Director Alexander Payne Stars Bruce Dern, Will Forte, June Squibb, Bob Odenkirk USA 2013 Language English 1hr 55 mins Black & white
World-weary father and son road trip
Alexander Payne doesn’t appear to be a man in a hurry – he’s made six feature films since 1996, and those films don’t usually race along. His characters often seem to be struggling with depression and midlife crises, but that doesn’t stop the films from sometimes being very funny. I loved Election and Sideways, thought Citizen Ruth was OK, didn’t like About Schmidt and never got around to seeing The Descendants, partly because I was put off by a godawful trailer (I know, I know).
With Nebraska, his aim seems to be to make something like his previous films, only more so. While The Descendants took him off to colourful Hawaii, as its title announces, Nebraska brings him back (eventually) to his own state. The two central characters are a man in his seventies whose memory is going, and his middle-aged son whose life is not so much going nowhere as going backwards. It’s a film populated by taciturn, often real-looking Midwesterners. It’s filmed in grainy black and white, and visits flat landscapes and towns that might be suffering from the current economic trough, but equally might have been struggling since the Great Depression.
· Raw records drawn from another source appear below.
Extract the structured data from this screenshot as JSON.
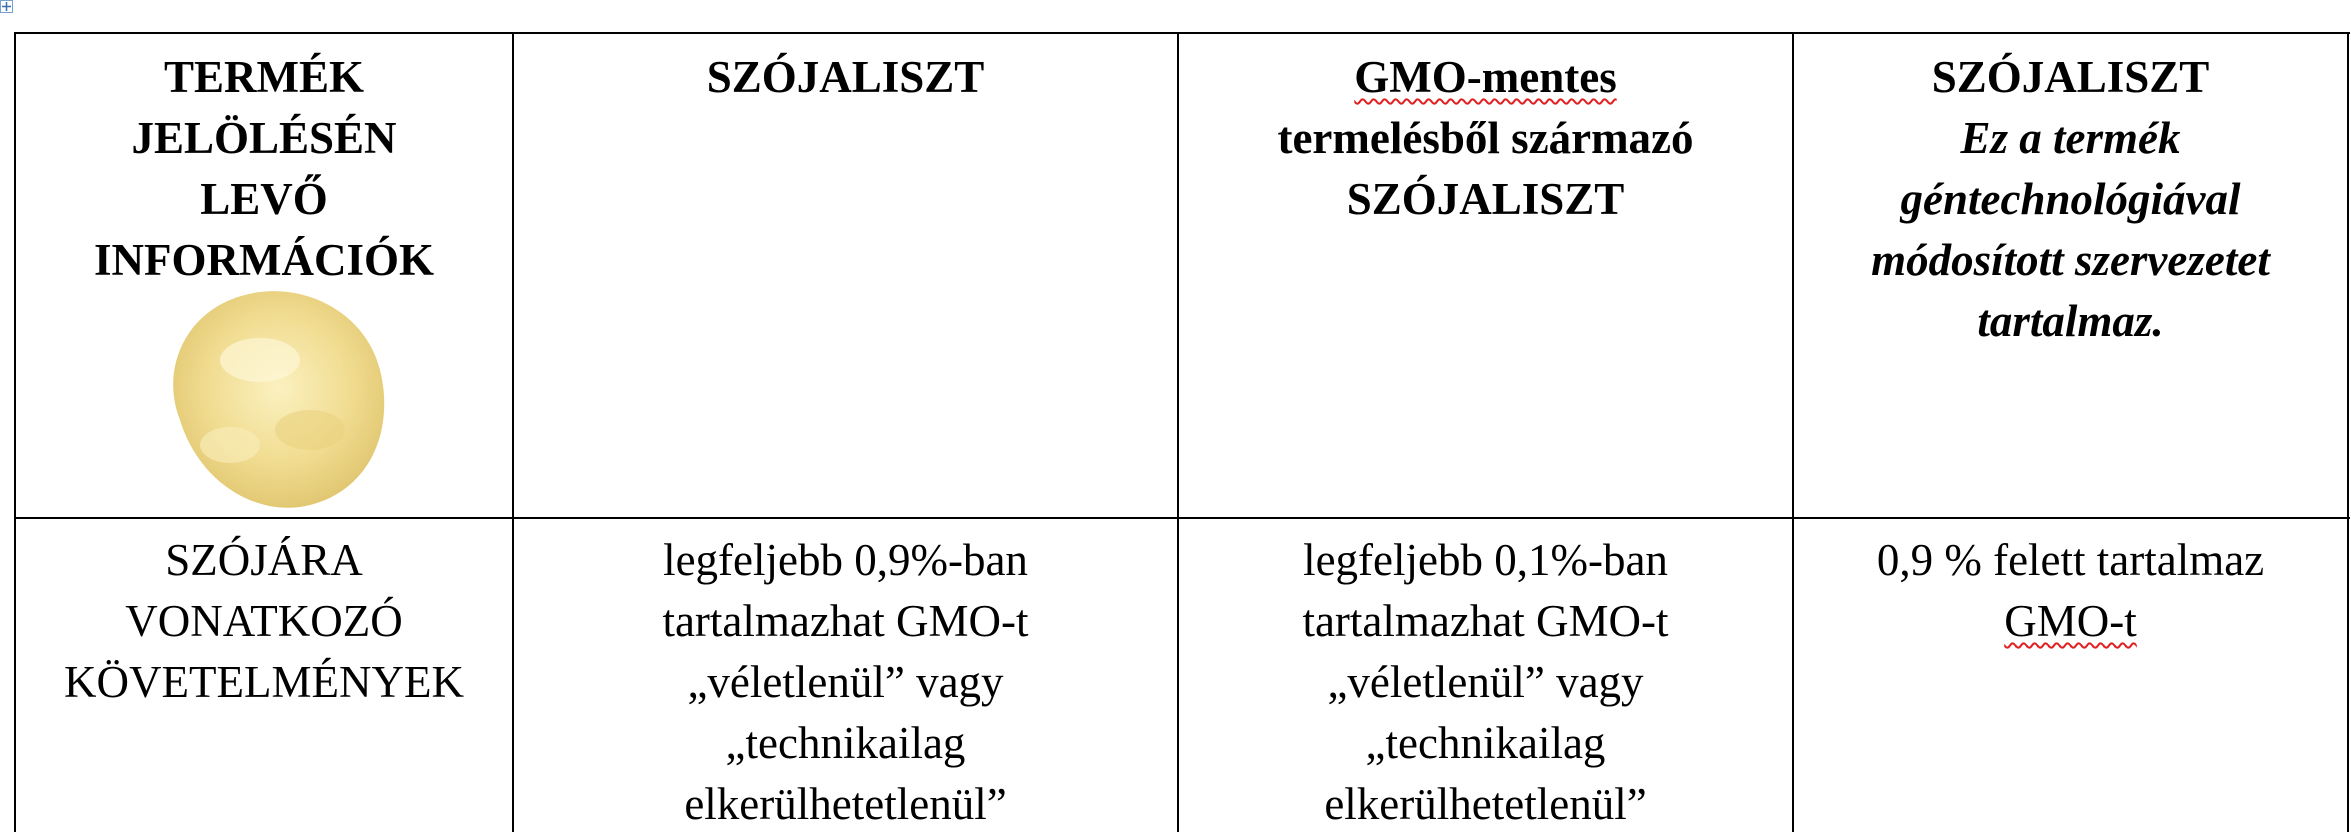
{
  "table": {
    "header": [
      {
        "lines": [
          "TERMÉK",
          "JELÖLÉSÉN",
          "LEVŐ",
          "INFORMÁCIÓK"
        ]
      },
      {
        "lines": [
          "SZÓJALISZT"
        ]
      },
      {
        "lines": [
          "GMO-mentes",
          "termelésből származó",
          "SZÓJALISZT"
        ]
      },
      {
        "lines": [
          "SZÓJALISZT"
        ],
        "note_lines": [
          "Ez a termék",
          "géntechnológiával",
          "módosított szervezetet",
          "tartalmaz."
        ]
      }
    ],
    "rows": [
      [
        {
          "lines": [
            "SZÓJÁRA",
            "VONATKOZÓ",
            "KÖVETELMÉNYEK"
          ]
        },
        {
          "lines": [
            "legfeljebb 0,9%-ban",
            "tartalmazhat GMO-t",
            "„véletlenül” vagy",
            "„technikailag",
            "elkerülhetetlenül”"
          ]
        },
        {
          "lines": [
            "legfeljebb 0,1%-ban",
            "tartalmazhat GMO-t",
            "„véletlenül” vagy",
            "„technikailag",
            "elkerülhetetlenül”"
          ]
        },
        {
          "lines": [
            "0,9 % felett tartalmaz",
            "GMO-t"
          ]
        }
      ]
    ]
  }
}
Glamorous it ain’t.
A lot of the fuss about this film is to do with the performance of Bruce Dern as Woody Grant, a cantankerous old drinker convinced he has won a million dollars in a prize draw. Dern was one of the big stars of the New Hollywood of the early 1970s, but hasn’t had much good work in a long time. And he is terrific here as the sometimes befuddled, frequently silent and occasionally sharp Woody. Will Forte plays David, the son who reluctantly agrees to drive Woody the 700 or so miles to Lincoln, Nebraska to try to claim his prize. Along the way, David decides it would be a good idea to stop by their former hometown and see the extended family. And that’s how Nebraska slides from being a road movie into one about small-town life. The Montana Grants might have their problems, but they turn out to be a dynamic and ambitious bunch compared with the ones who stayed in Nebraska. The film’s funniest characters are David’s two terrible cousins, Bart and Cole, who are fat, lazy, dumb and unpleasant.
I was surprised about how much David learns about Woody over the course of the movie. I’m not sure why that was unexpected – maybe I instinctively think that Payne is a slightly less conventional film-maker than he is. Not that slow piecing together of a life, with all its messiness and suppressed tragedies and all the rest, is a bad way for a film to spend its time. I also thought the ending was more upbeat – in its way – than some critics have suggested. Maybe what qualifies as a cheerful conclusion by my standards is a pretty bleak one by yours.
There are lots of good performances here – June Squibb as Woody’s long-suffering but far from stoic wife, Bob Odenkirk (Saul from Breaking Bad) as his more successful son, and Stacy Keach, still as sinister as ever, if a little battered, as his ex-business partner and enemy, plus the massed ranks of the largely wordless, motionless Grant men.
If I have one problem with the film, it’s the music, which seems like a horrible cliché of this kind of low-key kind of film. It’s music that says ‘gentle and that little bit quirky’. Nebraska is better than that.